Si uno toma o secunda la decisión de enviar hombres a un lugar peligroso, en el que expondrán sus vidas, sólo hay una manera de poder recordar esa decisión como un acto honorable: cerciorarse de que esos hombres van a disponer de los mejores medios posibles, para afrontar los riesgos a los que se los somete con las máximas opciones de regresar sanos y salvos con sus familias. Que el ministro Trillo no tenía por costumbre agotar la diligencia hasta ese extremo, o que si la tenía fue desobedecido de una manera tan escandalosa que debería haberle empujado a juzgarse incapaz de mandar a nadie, lo prueban los 62 militares españoles que se estrellaron con una chatarra de fabricación soviética y bandera ucraniana en las inmediaciones de Trebisonda. Lo corrobora, además, la bochornosa maniobra de recogida y asignación aleatoria de sus restos, penalmente reprochada en su día, que se consumó bajo su autoridad y que representa uno de los casos más sangrantes de menosprecio a los propios muertos de los que guarda testimonio la historia militar mundial.
Es, sin duda, la torpeza más lacerante y la losa con la que desde entonces el ex ministro carga justamente ante la opinión pública española; tan pesada que impidió a su jefe, en su día, premiarle los servicios prestados con el ministerio al que osaba aspirar y despacharle en su lugar a la embajada en Londres, con el premio de consolación de una vida a todo trapo costeada por el contribuyente. También, por cierto, por los familiares de los fallecidos en aquella tragedia, a quienes no supo confortar.
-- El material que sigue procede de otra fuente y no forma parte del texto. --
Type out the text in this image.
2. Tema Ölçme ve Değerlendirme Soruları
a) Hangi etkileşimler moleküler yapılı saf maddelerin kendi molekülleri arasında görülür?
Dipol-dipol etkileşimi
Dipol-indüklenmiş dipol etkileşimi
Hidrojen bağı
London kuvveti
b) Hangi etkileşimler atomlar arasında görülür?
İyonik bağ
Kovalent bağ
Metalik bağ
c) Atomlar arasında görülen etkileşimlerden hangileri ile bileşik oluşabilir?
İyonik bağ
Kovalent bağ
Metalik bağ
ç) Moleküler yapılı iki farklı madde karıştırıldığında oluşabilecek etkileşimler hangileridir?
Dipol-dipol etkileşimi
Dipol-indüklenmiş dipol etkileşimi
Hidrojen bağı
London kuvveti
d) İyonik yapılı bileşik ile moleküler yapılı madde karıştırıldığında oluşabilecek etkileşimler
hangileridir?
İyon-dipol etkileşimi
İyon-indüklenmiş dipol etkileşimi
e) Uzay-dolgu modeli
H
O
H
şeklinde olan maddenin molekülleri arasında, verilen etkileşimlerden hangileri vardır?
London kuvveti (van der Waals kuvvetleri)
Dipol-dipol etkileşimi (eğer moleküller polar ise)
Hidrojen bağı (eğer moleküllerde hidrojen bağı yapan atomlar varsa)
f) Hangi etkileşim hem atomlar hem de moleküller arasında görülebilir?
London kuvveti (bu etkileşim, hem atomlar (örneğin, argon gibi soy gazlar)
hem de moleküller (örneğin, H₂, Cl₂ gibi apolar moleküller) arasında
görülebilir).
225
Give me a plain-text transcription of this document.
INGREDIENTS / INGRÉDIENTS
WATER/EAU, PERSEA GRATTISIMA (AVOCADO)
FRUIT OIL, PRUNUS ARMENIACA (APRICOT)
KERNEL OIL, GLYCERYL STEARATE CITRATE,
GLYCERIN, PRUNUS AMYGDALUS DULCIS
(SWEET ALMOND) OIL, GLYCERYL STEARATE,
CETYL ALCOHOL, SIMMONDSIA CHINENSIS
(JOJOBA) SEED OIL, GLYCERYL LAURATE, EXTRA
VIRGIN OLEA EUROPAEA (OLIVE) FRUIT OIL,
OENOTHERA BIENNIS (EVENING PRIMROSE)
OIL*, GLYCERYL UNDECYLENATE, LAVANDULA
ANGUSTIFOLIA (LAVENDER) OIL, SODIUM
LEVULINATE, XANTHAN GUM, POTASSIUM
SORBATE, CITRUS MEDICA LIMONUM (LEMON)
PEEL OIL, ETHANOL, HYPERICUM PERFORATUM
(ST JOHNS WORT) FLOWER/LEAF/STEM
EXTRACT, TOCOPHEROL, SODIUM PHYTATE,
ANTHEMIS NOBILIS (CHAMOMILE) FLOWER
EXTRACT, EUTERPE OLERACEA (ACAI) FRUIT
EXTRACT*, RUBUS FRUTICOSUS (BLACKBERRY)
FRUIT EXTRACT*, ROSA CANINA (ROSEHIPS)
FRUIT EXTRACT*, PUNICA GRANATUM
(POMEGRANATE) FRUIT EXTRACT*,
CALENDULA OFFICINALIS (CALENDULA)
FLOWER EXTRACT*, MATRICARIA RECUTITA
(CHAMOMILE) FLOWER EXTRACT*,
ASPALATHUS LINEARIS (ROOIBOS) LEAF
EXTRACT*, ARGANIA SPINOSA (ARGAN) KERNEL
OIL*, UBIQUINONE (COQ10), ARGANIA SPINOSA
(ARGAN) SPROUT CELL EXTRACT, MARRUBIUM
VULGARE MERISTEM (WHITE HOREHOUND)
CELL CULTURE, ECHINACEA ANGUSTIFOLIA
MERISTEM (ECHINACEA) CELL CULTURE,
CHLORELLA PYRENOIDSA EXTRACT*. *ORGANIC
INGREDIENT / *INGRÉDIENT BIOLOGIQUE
No es, sin embargo, el único descuido que cabe reprocharle. Podrían sumarse a la lista las tripulaciones incompletas con que se desencadenó aquella operación militar del Perejil, providencialmente resuelta por los buenos oficios del entonces secretario de Estado norteamericano Colin Powell. O la precariedad con que aterrizaron bajo su mandato los militares españoles en Afganistán. O la irrisión de los medios con que contó en abril de 2004 el contingente español en Nayaf para responder a la insurrección de la milicia chií de la ciudad, que se arrojó en tromba sobre la base y hubo de ser contenida con fuego de armas ligeras y los mínimos cañones de 25 mm de los contados blindados VEC allí disponibles, cuando otros ejércitos entonces presentes en Irak disponían frente a semejantes coyunturas de carros, artillería y apoyo aéreo propio, y los utilizaron más de una vez. Pero ya se sabe: según Trillo, aquello era una apacible «región hortofrutícola». Que además estuviera allí el mausoleo de Alí, poco menos que el Vaticano de los chiíes, era algo irrelevante para él.
Para su desgracia, y de ella ha sacado buena parte de su dureza y su valor proverbiales, el soldado español ha estado muchas veces dirigido, a lo largo de la Historia, por jefes incompetentes o que no supieron corresponder a su sacrificio con la lealtad y la consideración que merece. Entre ellos, se postula a ocupar un lugar destacado el aún embajador en Londres. Si no fue el culpable de tanto desafuero, y así lo cree en conciencia, todavía les debe, a los muertos y a sus familias, pedirles perdón por lo mal que mandó a quienes no hicieron lo que debían.